Celle-ci dépend de la typologie de la mission et du respect de principes déontologiques. Parfois des équipes de consultants ont contribué à « dézinguer » des organisations qui fonctionnaient. A l’inverse, d’autres ont sauvé des entreprises qui s’éloignaient de leur core business et allaient bientôt échouer. Nulle étude sérieuse ne peut conclure sur la véritable valeur ajoutée des consultants : elle existe certainement mais n’est pas quantifiable.

 

6 ) Les conditions de facturation :

La facturation a souvent été rustique : elle se résumait à une équation taux horaire du consultant par nombre d’heures à effectuer. De manière contestable, certains indépendants gonflaient artificiellement les CV de leurs équipes afin d’alourdir la facturation. Les pure players d’importance ( Accenture, etc ) n’ont pas ce type de pratique et ont parfois mis au point des équations de facturation plus complexes pouvant intégrer, de manière indirecte, des success fees.

Au mythe du consultant cher, il faut garder en mémoire la formule de Jean-Marie Descarpentries ( ancien dirigeant de McKinsey ) qui fut Président de Carnaud Metalbox, groupe Wendel : «  cher, très cher mais très rentable ! »

Sur ce sujet le débat reste ouvert selon les expériences.

7 ), L’environnement juridique de la mission :

Là où des progrès peuvent être certainement réalisés, c’est en matière d’environnement juridique de la mission. Alors que le démarchage financier ( CIF ) fait désormais l’objet de codification, tout un chacun peut s’improviser consultant avec la première Eurl venue comme support d’activité. Pour reprendre l’analyse économique des marchés contestables vue supra, cette liberté d’entrée et d’installation peut représenter un risque face à des dirigeants éventuellement crédules. Des jurisprudences sans sanction exemplaire l’ont montré.
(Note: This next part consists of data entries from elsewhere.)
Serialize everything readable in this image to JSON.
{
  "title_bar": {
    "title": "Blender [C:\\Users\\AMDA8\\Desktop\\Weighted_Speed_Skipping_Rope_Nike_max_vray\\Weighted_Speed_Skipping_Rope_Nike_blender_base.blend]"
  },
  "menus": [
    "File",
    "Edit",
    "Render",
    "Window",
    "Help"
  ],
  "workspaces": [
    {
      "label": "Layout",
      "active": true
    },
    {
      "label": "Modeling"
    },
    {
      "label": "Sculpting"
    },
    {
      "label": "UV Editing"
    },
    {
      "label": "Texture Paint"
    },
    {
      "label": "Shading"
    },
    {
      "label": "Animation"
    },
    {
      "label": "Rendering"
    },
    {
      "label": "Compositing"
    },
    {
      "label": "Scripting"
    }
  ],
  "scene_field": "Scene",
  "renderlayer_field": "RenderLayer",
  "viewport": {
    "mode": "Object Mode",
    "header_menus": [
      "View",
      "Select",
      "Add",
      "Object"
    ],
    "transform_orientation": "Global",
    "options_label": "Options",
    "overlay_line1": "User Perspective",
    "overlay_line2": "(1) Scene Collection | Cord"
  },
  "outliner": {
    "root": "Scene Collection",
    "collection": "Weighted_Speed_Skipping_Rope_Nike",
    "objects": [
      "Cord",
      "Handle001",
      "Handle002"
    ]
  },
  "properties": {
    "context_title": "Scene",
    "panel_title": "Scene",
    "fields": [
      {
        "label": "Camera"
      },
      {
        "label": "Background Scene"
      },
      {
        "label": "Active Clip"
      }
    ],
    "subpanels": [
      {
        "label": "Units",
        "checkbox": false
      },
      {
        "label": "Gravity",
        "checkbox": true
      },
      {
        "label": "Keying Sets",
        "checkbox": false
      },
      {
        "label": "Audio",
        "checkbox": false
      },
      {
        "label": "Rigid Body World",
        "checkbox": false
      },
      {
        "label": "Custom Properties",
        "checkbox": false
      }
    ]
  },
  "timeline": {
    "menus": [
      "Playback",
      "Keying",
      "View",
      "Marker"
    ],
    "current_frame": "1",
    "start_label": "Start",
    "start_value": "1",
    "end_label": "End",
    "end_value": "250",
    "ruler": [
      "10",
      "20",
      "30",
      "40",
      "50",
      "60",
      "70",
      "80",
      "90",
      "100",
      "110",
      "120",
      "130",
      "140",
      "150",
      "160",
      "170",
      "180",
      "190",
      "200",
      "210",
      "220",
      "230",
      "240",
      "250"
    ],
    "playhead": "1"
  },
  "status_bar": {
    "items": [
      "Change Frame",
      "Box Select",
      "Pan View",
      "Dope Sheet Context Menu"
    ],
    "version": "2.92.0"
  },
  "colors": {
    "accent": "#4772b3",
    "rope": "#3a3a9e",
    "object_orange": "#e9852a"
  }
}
Parallèlement, le consultant n’est soumis qu’à la discrétion professionnelle et non au secret professionnel ( pénalement défini et réprimé ) des avocats, des notaires et des commissaires aux comptes.

En cas d’intervenant spécialisé dans un secteur, cela pose de toute évidence une profonde question de rectitude : après une mission chez un concurrent, quelle est sa capacité juridique et sa fiabilité s’il travaille chez un autre acteur du secteur ?

 

8 ) Le bénéfice coût-avantages :

Depuis Planus dans l’après-guerre, Bossard, la Cegos, Arthur Andersen, nombre de firmes de conseils ont montré qu’elles apportaient, de manière incontestable, un bénéfice et que le coût-avantages leur était favorable.

Comme dans tout secteur, il y a des moutons gris sombre et c’est aux clients d’être vigilants. Il y aura peut-être un jour un organisme de régulation à l’instar du H3C ( Haut-conseil du commissariat aux comptes ) qui valide des normes d’exercice professionnel et organise des contrôles qualité.

Pour l’instant, bien des points demeurent contestables à commencer par l’entrée dans le métier qui est aussi flou que celle du métier de coach.

Une chose est certaine, à l’échelle de ce métier palpitant et exigeant, il y aura eu des leaders incontestés comme Dominique Mars, Yves Cannac, Aldo Cardoso ou l’éminent Jean-René Fourtou.